The threadid_func() accepts one parameter as follow:

• id: a pointer where the thread identifier is to be saved

You have to make sure to at least initialize the locking_function() before creating your first thread.

There are three important points on implementing these two functions in a C++ application.

Setting Up the Callbacks

Somehow, you must make sure to call the setup before you create any thread.

If you overloaded the thread implement in some way, you should be able to do that in your implementation. Otherwise, somewhere in your main() function or some of the initialization functions it calls.

The two calls are simple here:

CRYPTO_set_locking_callback(&openssl_lock);
CRYPTO_THREADID_set_callback(&openssl_threadid);

However, the openssl_lock() requires you to have an array of mutexes. One way is not initialize the array in this way:

// a global pointer, null by default
//
std::mutex *       g_mutex = nullptr;

// the initialization code
//
g_mutex = new std::mutex[CRYPTO_num_locks()];

If you are sure that the array can be created in a global variable, then go for it. It just needs to exist by the time the callback gets called. So be careful!

The Locking Callback Function

The locking callback function needs to use the 'n' parameter it receives to know which lock is being LOCKed or UNLOCKed.

What is happening is defined in the 'mode' parameter. Here I have a standard mutex which can either be locked exclusively or unlocked. If you want to support a semaphore or some other type of mutex that can be locked non-exclusively, then you will want to take the CRYPTO_READ and CRYPTO_WRITE flags in account.

void openssl_lock(int mode, int type, char const * file, int line)
{
    if((mode & CRYPTO_LOCK) != 0)
    {
        // At this point we don't have a READ vs READ/WRITE so
        // we just lock and that's it
        //
        g_mutex[type].lock();
    }
    else
    {
        g_mutex[type].unlock();
    }
}

In my example I ignore the file and line parameters. These can be useful if you get a deadlock or such error to see what happens around the time the deadlock happens. Otherwise, as mentioned above, it's likely to flood your log file. That being said, if you are having problems, you may need to have some logs just to see that the function gets called properly.

The Thread ID Callback Function

As mentioned in the documentation, the thread ID callback function has a default so in effect it's not required to call it. The default implementation is used when you don't specify a specific thread ID.

The way the default implementation works is by using the pointer to errno as the unique identifier (i.e. the identifier does not need to be any specific identifier, it just needs to be unique for each thread.)
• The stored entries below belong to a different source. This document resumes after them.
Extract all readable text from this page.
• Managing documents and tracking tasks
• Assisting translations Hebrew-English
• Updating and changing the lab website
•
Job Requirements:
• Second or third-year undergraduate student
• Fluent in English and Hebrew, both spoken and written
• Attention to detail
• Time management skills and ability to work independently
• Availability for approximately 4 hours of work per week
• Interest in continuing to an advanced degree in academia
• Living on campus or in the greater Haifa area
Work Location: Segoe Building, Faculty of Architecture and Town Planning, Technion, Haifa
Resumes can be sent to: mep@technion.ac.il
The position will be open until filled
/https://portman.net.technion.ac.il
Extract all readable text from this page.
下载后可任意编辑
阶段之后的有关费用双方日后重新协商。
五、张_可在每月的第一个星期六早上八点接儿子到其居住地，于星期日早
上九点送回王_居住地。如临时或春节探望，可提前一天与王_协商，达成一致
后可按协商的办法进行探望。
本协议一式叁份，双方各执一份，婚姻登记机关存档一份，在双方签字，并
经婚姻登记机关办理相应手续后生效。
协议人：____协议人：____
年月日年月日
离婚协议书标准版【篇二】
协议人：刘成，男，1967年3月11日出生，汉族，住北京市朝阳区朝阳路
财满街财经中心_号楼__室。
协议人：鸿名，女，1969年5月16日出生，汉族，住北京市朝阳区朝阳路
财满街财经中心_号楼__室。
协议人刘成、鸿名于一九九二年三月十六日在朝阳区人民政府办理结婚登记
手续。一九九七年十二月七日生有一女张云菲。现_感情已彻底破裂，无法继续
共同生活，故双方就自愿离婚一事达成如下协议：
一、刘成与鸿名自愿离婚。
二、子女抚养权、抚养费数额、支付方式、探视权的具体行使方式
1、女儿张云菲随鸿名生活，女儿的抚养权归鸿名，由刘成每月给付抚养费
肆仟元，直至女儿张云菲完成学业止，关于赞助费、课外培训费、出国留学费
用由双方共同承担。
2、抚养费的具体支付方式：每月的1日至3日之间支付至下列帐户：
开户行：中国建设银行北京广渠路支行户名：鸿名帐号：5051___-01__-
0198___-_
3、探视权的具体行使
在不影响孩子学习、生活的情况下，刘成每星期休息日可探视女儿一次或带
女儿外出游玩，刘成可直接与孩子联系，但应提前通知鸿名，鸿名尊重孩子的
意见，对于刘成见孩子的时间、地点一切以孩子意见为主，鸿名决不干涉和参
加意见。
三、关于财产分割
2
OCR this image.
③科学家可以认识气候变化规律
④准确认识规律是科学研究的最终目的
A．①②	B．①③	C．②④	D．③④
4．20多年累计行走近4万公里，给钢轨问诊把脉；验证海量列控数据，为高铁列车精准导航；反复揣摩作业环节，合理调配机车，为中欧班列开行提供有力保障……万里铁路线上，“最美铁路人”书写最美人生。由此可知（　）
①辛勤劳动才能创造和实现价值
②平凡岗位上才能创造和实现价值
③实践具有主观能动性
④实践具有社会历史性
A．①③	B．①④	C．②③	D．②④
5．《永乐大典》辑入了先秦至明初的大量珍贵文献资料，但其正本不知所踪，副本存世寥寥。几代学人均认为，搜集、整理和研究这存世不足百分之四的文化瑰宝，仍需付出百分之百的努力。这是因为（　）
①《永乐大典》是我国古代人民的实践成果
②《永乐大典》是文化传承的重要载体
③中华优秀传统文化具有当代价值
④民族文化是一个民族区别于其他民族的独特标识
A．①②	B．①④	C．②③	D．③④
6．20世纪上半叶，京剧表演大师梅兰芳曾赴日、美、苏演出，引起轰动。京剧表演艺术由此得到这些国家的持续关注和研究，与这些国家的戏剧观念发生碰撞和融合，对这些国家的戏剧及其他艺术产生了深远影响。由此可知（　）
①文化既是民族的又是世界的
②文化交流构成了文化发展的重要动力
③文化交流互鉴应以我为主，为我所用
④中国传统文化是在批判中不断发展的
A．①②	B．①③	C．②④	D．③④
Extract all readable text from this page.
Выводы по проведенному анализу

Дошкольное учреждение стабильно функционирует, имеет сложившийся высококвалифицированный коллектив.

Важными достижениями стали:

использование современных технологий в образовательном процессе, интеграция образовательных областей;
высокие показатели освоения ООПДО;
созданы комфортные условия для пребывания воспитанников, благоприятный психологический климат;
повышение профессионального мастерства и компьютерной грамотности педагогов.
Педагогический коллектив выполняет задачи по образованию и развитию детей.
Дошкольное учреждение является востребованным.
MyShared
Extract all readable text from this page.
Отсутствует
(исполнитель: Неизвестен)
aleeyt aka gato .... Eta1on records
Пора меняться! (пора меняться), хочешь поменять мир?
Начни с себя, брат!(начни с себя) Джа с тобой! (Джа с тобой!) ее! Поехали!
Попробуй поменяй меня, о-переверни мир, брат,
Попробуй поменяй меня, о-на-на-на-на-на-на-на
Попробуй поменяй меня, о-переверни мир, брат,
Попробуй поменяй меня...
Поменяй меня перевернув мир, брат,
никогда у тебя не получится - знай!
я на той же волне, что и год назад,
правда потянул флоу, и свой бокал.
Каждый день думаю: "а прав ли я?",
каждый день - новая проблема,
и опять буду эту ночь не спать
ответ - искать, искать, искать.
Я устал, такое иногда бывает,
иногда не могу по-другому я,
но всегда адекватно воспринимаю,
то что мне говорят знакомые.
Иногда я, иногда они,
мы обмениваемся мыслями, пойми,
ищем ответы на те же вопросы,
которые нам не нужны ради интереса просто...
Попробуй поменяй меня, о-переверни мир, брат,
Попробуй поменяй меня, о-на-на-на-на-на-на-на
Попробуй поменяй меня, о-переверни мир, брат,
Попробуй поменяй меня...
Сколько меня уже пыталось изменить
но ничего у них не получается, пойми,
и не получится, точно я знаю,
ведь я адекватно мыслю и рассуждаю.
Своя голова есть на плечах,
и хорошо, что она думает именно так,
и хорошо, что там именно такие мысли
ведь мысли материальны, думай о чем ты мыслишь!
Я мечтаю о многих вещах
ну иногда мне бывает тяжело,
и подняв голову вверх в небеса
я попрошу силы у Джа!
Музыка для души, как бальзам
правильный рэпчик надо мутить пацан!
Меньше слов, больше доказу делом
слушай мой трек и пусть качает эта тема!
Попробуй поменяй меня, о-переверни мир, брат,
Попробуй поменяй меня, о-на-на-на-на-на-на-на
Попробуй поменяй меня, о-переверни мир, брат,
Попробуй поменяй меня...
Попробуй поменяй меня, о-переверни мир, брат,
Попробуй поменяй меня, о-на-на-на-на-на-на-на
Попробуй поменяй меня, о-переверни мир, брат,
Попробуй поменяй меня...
So the default function looks something like this:

void openssl_threadid(CRYPTO_THREADID * id)
{
    CRYPTO_THREADID_set_pointer(id, &errno);
}

On my end, I used the thread idenfier as returned by gettid(). Note, however, that this gettid() function is not often defined in the C library. If you run in that problem, I'm including a declaration right here too (I still have to use it in 16.04);

inline pid_t gettid()
{
    return syscall(SYS_gettid);
}

void openssl_threadid(CRYPTO_THREADID * id)
{
    CRYPTO_THREADID_set_numeric(id, gettid());
}

I think that the default implementation is not unlikely better because you avoid a syscall(). At least, getting the pointer to the errno should not generate a syscall() under INTEL processors (ia64, iCore, Pentium, Xeon, etc.) The errno is saved at an address which uses a specific segment register (On Pentium, it was FS. I have not looked closely at the 64 bit implementation.)

If you need really high speed, I suggest you test with a profiler and see how both implements behave.